Now Mayor Tarsi wants to spend another half a million
taxpayer dollars to demolish the Coast to Coast building,
a property and problem that the current city
administration rather stupidly purchased from the State
of Michigan. It should have been left to the state to deal
with this problem but oh no, the elected officials, while
claiming to want the best for the citizens, insist on
misspending funds that should be expended to maintain
streets and other municipal infrastructure, but instead
rather turn street lights off and streets “temporarily”
closed to traffic because they’re too deteriorated to use,
while creating a small city owned half-million vacant lot
downtown. Temporarily closed, my foot.

And what’s a few thousand spent to sponsor dog
races lasting a weekend while the city is shutting off
street lights to save money! The dog race expenditure
was challenged by a citizen in a city council meeting.
She was promptly dismissed by Mayor Tarsi stating
the city attorney deemed the expenditure legal.
Unfortunately, it seems to this writer, that Tarsi and
the city council apparently didn't rely on any “smart
or stupid” paradigm in this decision making process.
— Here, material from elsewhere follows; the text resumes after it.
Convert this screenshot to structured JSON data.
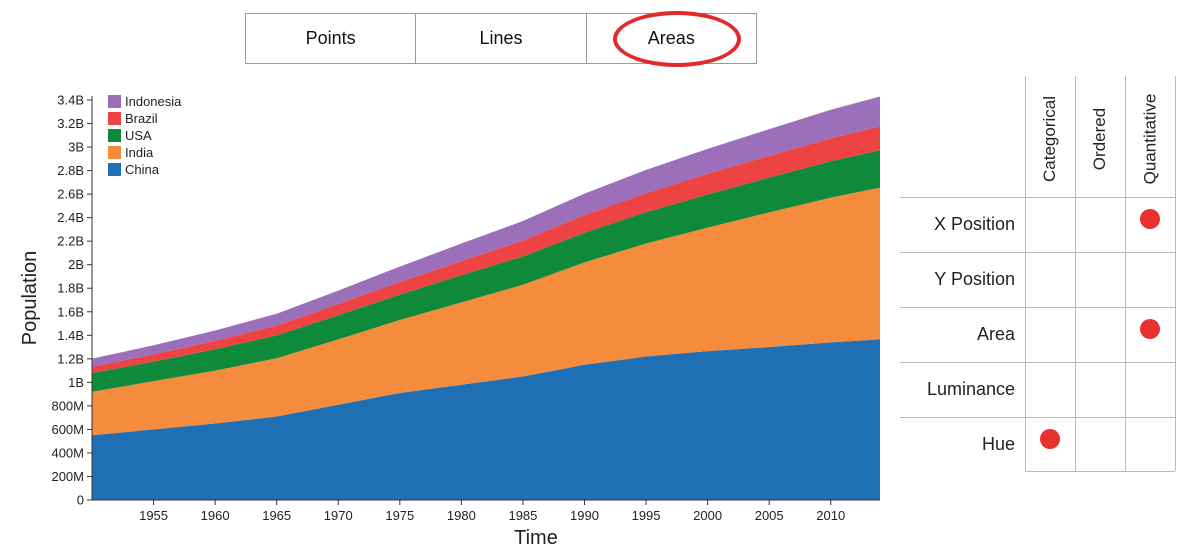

And la crème de la crème was Tarsi’s statement in
the February 4th letter, “I will not get into an editorial
debate, but I am available for a live discussion on
ther city-owned properties.”

The simple question, Mayor Tarsi, is who died and
left you the position of emperor of Iron River. You
are a servant of the people, not vice versa. We’re
not finished discussing the Apple Blossom Apartments
let alone the Coast to Coast building. Perhaps nothing
can be done about the building and contracts, but that
doesn't mean the discussion is over by your say so. The
entire matter of city planning for the future is wide open
because of any number of stupidities undertaken in the
name of the people. For example, the city has
complained for years about the jut-outs on Genesee
Street and the difficulties they create for snow plowing.
After about thirty years of experience with the problem
layout, last year the city rebuilt Genesee Street using the
same, complained about, layout. Don’t you people learn
from past mistakes?

For a recorded example of Mayor Tarsi’s management
style we need only refer to a meeting where he was running
a city council meeting:

http://bill-vajk.angelfire.com/IR-is-this-the-way.mp3

It appears to this writer that if it isn’t going the way
Tarsi wants, he’ll threaten to have the citizen legitimately
expressing his opinion removed by force. It is this writer’s
opinion that Tarsi’s demand to take discussions to a
personal level is because he has every advantage in
such a forum.  Before witnesses Mayor Tarsi bragged
to your humble correspondent that he doesn't read
anything, rather he has his wife decide what is worth
his time to deal with.

Given the illiteracy rate in Iron County, we are led to
wonder at what grade level does Mayor Tarsi read.
This is not intended as an insult to the Mayor (not
that I have any objection to insulting him when
deserved,) but rather a call for recognizing another
reason why this community isn't thriving as it should,
possibly including city government, making the
question, under the circumstances, valid. On the
surface, a well read person generally makes a
better public official in a community if all other
considerations are equal. It is clear that Mayor
Tarsi is not well read.

Given all the above, perhaps a literacy test
requirement before running for public office
ought to be imposed in Iron County. I am
reminded that Marci Vess, who voluntarily
helped a number of local high school graduates
learn to read, died last year. I hope that someone
else has or will step up to close this void left by
Marci’s demise. The task requires willingness,
kindness, and lots of patience. The community
is just that much poorer for her absence, and
I write this as someone who had his share of
disagreements with Marci on other matters.

The shame resulting from illiteracy generates a
very high price imposed on all of society.